Análises de vestígios coletados no local associada a evidências de registros de gravação de câmeras de segurança das redondezas e depoimento de testemunhas apontaram para causa acidental provocada por fenômeno termoelétrico na fiação localizada na parte superior da câmara fria de alimentos congelados pertencente ao anexo I da Secretaria Municipal de Educação de Várzea Grande, que seriam destinadas à alimentação dos alunos da rede municipal de educação. Os peritos realizaram vistoria externa e superior com a utilização de drones em todo o perímetro colapsado pelo incêndio.
No prédio, funcionava a parte logística da Secretaria onde eram armazenados de alimentos, materiais e equipamentos que seriam destinados às escolas do município.

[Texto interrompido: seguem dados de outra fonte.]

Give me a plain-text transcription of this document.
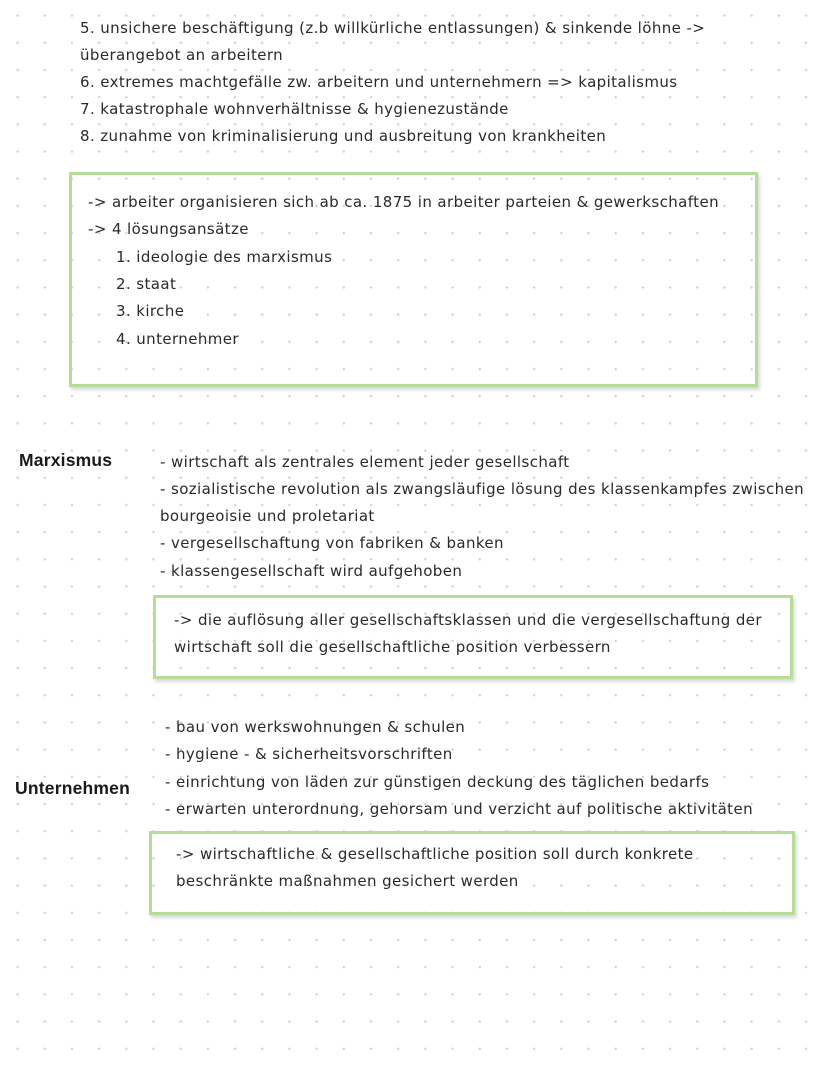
5. unsichere beschäftigung (z.b willkürliche entlassungen) & sinkende löhne ->
überangebot an arbeitern
6. extremes machtgefälle zw. arbeitern und unternehmern => kapitalismus
7. katastrophale wohnverhältnisse & hygienezustände
8. zunahme von kriminalisierung und ausbreitung von krankheiten
-> arbeiter organisieren sich ab ca. 1875 in arbeiter parteien & gewerkschaften
-> 4 lösungsansätze
1. ideologie des marxismus
2. staat
3. kirche
4. unternehmer
Marxismus	- wirtschaft als zentrales element jeder gesellschaft
- sozialistische revolution als zwangsläufige lösung des klassenkampfes zwischen
bourgeoisie und proletariat
- vergesellschaftung von fabriken & banken
- klassengesellschaft wird aufgehoben
-> die auflösung aller gesellschaftsklassen und die vergesellschaftung der
wirtschaft soll die gesellschaftliche position verbessern
- bau von werkswohnungen & schulen
- hygiene - & sicherheitsvorschriften
Unternehmen - einrichtung von läden zur günstigen deckung des täglichen bedarfs
- erwarten unterordnung, gehorsam und verzicht auf politische aktivitäten
-> wirtschaftliche & gesellschaftliche position soll durch konkrete
beschränkte maßnahmen gesichert werden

“Tudo iniciou-se com o fenômeno termoelétrico que ocorreu na parte superior da câmara fria de congelados, e se propagou para o prédio todo, para os dois sentidos do pavilhão. Na parte de trás da edificação, as chamas rapidamente tiveram contato com dois veículos, que estavam muito próximos a essa câmara, e que possuem uma carga térmica muito alta, causando facilmente a propagação para o fundo dessa estrutura metálica, e também por conta grande quantidade de material combustível que existia dentro prédio, o que ajudou a propagação e a grande monta dos danos e prejuízos causados pelo incêndio”, apontou o perito.
Mediante o término das análises no local do incêndio, o prédio foi liberado pela perícia para a Polícia Civil. O laudo pericial com o detalhamento das análises será concluído em até 30 dias.
No laudo, constará toda a descrição do local e dos vestígios coletados e analisados em laboratório, o relato de depoimentos de testemunhas, as imagens registradas pelo sistema de monitoramento de câmeras que ajudaram a delimitar a dinâmica do incêndio, que explica onde o fogo teve início e como ele se propagou, além dos danos que ocorreram em todos os ambientes.